Conheça a nova estação de pesquisa brasileira na Antártica

A nova estação brasileira na Antártica será inaugurada nesta terça-feira (14) pela Marinha. Autoridades como o vice-presidente da República, Hamilton Mourão, e o ministro da Ciência, Tecnologia, Inovações e Comunicações, Marcos Pontes, participarão.

A Antártica possui cerca de 14 milhões de km² – faixa territorial superior à do Brasil. Lá se encontra a maior reserva de água potável congelada do planeta, tipos e quantidades de minerais ainda desconhecidos e uma considerável diversidade de micro-organismos, plantas e animais. Além disso, o continente tem grande influência no clima brasileiro e mundial.

As instalações da Estação Comandante Ferraz serão entregues quase oito anos depois do incêndio que destruiu a base anterior, instalada em 1984. O incêndio teve início no local onde ficavam os geradores de energia do complexo e atingiu 70% da estrutura da estação. Dois militares morreram na ocasião.

Investimento, capacidade e pesquisa
A nova estação recebeu um investimento de US$ 99,6 milhões do governo brasileiro, o equivalente a cerca de R$ 400 milhões.
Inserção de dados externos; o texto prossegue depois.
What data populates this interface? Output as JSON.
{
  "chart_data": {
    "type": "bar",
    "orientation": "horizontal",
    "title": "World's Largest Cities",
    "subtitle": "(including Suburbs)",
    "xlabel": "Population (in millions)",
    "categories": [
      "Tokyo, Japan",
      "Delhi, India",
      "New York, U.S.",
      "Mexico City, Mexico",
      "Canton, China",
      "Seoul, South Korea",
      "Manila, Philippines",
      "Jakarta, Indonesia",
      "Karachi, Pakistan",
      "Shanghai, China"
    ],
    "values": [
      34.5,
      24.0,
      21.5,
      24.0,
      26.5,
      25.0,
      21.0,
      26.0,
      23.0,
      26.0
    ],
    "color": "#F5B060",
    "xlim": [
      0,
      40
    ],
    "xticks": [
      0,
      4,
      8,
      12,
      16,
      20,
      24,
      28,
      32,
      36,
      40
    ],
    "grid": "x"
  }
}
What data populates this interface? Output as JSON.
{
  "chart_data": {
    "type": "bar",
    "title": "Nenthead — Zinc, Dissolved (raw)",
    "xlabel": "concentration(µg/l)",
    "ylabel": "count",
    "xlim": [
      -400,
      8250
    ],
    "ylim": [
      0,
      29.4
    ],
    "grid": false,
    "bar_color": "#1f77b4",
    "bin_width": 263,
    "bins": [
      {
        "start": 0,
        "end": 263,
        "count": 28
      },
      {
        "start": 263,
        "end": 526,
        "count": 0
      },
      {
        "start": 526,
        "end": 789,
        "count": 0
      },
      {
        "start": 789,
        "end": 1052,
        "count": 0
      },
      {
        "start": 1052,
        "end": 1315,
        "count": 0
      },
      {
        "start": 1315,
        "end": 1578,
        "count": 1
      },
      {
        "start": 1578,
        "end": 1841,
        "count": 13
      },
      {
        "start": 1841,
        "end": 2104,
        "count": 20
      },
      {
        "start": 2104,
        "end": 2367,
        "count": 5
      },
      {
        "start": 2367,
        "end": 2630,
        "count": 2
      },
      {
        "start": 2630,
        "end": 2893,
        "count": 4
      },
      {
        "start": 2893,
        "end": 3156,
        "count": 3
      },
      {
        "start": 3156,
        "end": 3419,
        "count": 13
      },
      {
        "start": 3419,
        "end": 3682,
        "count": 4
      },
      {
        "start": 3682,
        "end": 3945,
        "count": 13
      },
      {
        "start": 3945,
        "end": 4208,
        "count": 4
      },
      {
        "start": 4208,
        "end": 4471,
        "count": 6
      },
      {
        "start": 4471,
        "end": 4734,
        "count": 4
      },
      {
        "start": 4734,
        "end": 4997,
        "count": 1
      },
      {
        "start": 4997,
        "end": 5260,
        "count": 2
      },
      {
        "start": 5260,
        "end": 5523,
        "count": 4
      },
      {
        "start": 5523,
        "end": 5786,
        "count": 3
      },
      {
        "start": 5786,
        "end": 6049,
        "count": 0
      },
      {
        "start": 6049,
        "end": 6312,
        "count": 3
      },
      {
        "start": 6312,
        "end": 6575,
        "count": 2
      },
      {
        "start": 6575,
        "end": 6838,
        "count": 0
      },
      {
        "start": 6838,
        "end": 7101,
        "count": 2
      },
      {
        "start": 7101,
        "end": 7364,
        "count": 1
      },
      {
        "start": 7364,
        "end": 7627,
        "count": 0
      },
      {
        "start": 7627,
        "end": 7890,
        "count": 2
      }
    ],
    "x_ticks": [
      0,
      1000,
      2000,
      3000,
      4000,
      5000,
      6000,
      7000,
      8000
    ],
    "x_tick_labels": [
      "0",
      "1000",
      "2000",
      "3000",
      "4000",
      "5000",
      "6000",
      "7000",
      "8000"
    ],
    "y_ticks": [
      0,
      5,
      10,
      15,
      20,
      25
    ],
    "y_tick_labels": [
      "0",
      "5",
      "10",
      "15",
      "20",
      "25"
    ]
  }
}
O espaço tem capacidade para acomodar até 64 profissionais do Programa Antártico Brasileiro (Proantar), além de contar com 17 laboratórios.

Criado em 1982, o Proantar tem objetivos relacionados à produção de conhecimento científico sobre a Antártica e suas relações com o restante do sistema climático global, envolvendo a criosfera, os oceanos, a atmosfera e a biosfera.

De acordo com o governo, na última chamada do programa foram aprovados 19 projetos de pesquisa, que têm impacto direto nas ciências básicas e aplicadas para o Brasil.

Veja as áreas de estudo na Estação Antártica Comandante Ferraz:

O papel da criosfera no sistema terrestre
Dinâmica da alta atmosfera na Antártica
Mudanças Climáticas e o Oceano Austral
Biocomplexidade dos ecossistemas antárticos
Geodinâmica e história geológica da Antártica
Química dos oceanos, geoquímica marinha e poluição marinha
Biologia Humana e Medicina Polar
Inovação em novas tecnologias

Divisão por módulos
Para realizar a pesquisa no continente antártico, os trabalhos serão divididos em três módulos: blocos Leste, Oeste e Técnico.

O Bloco Leste será responsável pelas pesquisas, convivências e serviços. Nele também ficam os refeitórios, a cozinha, a ala de saúde, a sala de secagem e as oficinas.

No Bloco Oeste será onde os pesquisadores irão morar. Há 32 quartos, uma biblioteca, uma academia e um auditório. Nesse bloco também estão os depósitos de mantimento e reservatórios de água.

Já o Bloco Técnico será responsável pelo controle das redes elétrica, sanitária e de automação da estação como um todo. Nesse módulo há ainda uma estação de tratamento de água e esgoto, casa de máquinas, geradores, sistemas de aquecimento e um incinerador de lixo.

Redução de impactos ambientais
O projeto de engenharia da nova estação brasileira foi desenvolvido para reduzir os impactos ao meio ambiente. Do total da energia consumida no centro de pesquisa, por exemplo, 30% vem de fontes renováveis produzidas por placas solares e por uma mini usina eólica instalada no local. Além disso, o calor emitido pelos geradores de energia é canalizado para aquecer a usina, ao invés de ser lançado para o ar.